Last night I swear it was about 2 degrees outside and I had to trudge through the snow with about 8 bags of garbage, so I could put them behind the garage for pickup. So about an hour later I'm cooking dinner, Zach's in the living room building something with the Jenga blocks and Julia is upstairs watching T.V. All of a sudden, I realized I hadn't made my bed that morning and it needed to be done before I could go to bed that night.
That's right. I don't have time to make my bed in the morning, so I make it every night before I get in it.

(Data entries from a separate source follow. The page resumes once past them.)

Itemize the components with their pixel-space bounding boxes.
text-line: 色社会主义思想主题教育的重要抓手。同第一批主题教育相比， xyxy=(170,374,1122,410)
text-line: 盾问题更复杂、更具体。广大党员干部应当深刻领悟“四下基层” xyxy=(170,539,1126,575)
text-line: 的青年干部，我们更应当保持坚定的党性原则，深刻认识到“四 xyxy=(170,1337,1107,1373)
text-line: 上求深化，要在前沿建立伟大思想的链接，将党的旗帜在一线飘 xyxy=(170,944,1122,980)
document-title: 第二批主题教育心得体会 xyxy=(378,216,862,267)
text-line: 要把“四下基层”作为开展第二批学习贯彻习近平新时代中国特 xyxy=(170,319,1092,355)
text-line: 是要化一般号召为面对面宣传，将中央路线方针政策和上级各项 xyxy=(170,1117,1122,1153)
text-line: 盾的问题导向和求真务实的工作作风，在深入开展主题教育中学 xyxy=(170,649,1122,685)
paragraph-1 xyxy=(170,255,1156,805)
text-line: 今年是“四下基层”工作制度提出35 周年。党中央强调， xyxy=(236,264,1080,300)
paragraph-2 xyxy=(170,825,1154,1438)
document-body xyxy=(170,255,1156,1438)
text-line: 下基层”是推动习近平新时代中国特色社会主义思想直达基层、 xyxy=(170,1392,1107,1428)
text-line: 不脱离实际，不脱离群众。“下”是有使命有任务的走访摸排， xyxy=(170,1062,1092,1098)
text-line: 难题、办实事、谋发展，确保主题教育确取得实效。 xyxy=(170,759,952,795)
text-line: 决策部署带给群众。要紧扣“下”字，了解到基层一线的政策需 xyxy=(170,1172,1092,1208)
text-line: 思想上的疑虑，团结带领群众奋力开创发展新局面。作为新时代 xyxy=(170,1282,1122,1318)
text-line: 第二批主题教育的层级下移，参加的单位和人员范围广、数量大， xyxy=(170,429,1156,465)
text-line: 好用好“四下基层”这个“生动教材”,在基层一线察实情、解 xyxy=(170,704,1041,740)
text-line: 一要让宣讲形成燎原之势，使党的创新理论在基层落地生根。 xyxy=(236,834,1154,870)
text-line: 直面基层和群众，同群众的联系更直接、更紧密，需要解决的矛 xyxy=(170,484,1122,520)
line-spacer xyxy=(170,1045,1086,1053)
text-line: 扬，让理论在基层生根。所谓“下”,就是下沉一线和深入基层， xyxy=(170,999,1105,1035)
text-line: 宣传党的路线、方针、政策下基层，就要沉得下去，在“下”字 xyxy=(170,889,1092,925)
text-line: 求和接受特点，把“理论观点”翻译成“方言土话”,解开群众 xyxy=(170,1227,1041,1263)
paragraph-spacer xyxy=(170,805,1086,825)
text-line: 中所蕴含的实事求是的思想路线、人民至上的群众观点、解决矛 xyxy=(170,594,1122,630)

That way the sheets are nice and tight, and the blanket edges match up with the sheet and comforter edges, and the wrinkles are all smoothed out and....STOP LOOKING AT ME LIKE THAT!!! I didn't ASK to be born this way, you know.
I thought about asking my daughter to make it for me, but then, ugh!, all the whining and complaining from her would totally kill the buzz I was enjoying from the glass of wine I was having. Hmm, what to do, what to do. I gave pause, allowed the problem at hand a considerable amount of thought, considered the pros and cons from every angle and....HA! FOOLED YOU! I totally did it right off. No thoughts whatsoever.
Here's what I did:
Me: "Julia! Come here!"
Julia: "What do you want?! I was watching The Nanny!"
Me: "Ok, well, I just realized I threw away a really important receipt in the garbage and I don't know which bag it went into."
(I stare intently at the chicken I'm sautéing)
Me: "Yeah, well as you can see, I'm kinda busy cooking your DINNER. So I need you to go outside and bring in all the bags of garbage from behind the garage."
Julia: "Are you SERIOUS???"
(at times like this it's best not to make eye contact)
Me: "Um, yeah. So anyway, I need you to bring the garbage in the house so you can go through the bags and find my receipt."
Julia: "....." (horrified expression)
Me: "It's from T.J. Maxx, and..."
Julia (shrieking): "ARE YOU SERIOUS????"
(don't snort, that'll give it away)
Me: "Um, listen missy, I-you-"
Julia (getting suspicious): "Mom? Why are your eyes watering?"
Me: "BWAHAHAHAHAHAHAHAHAHAHAHAA!!!!! (gasp) "BWAAHAHAHAHAHAHAHAHAA!!"
Julia: "OH!!! OHHH!! YOU! I'M GONNA...."
Then she hit me.
No, not like that. She smacked me on the arm like she would do to a friend at school who did this. But we are not friends. Maybe we will be one day. When she has lived a little. But for now, I had to reassert my position as the Alpha, and PRONTO.
I had to go all Mom on her.
So then I was all like, "JULIA! JUST WHAT DO YOU THINK YOU ARE DOING???? I am your MOTHER!!"
She immediately got all serious and was like, "Oh my gosh! I'm so sorry! I didn't mean to, it's just that you...."
Me: "Well, I guess we can put it behind us. But don't you EVER hit me again. Got it?"
Julia: "Yeah, I get it. Hey, so why'd you call me downstairs then anyway?"
Me: "Um, I want you to make my bed. The way I like it. You know, with the sheets all pulled tight and the blankets and the comf..."
Julia: "Yeah, yeah, I know. The blankets and the comforter have to match up, and I need to fluff the pillows and be sure to pull the fitted sheet tight so there aren't any wrinkles. Why didn't you just say that in the first place?"
Me: "Well, number one, this was much more fun and number two, making my bed doesn't sound so bad compared to digging through frozen garbage, does it?"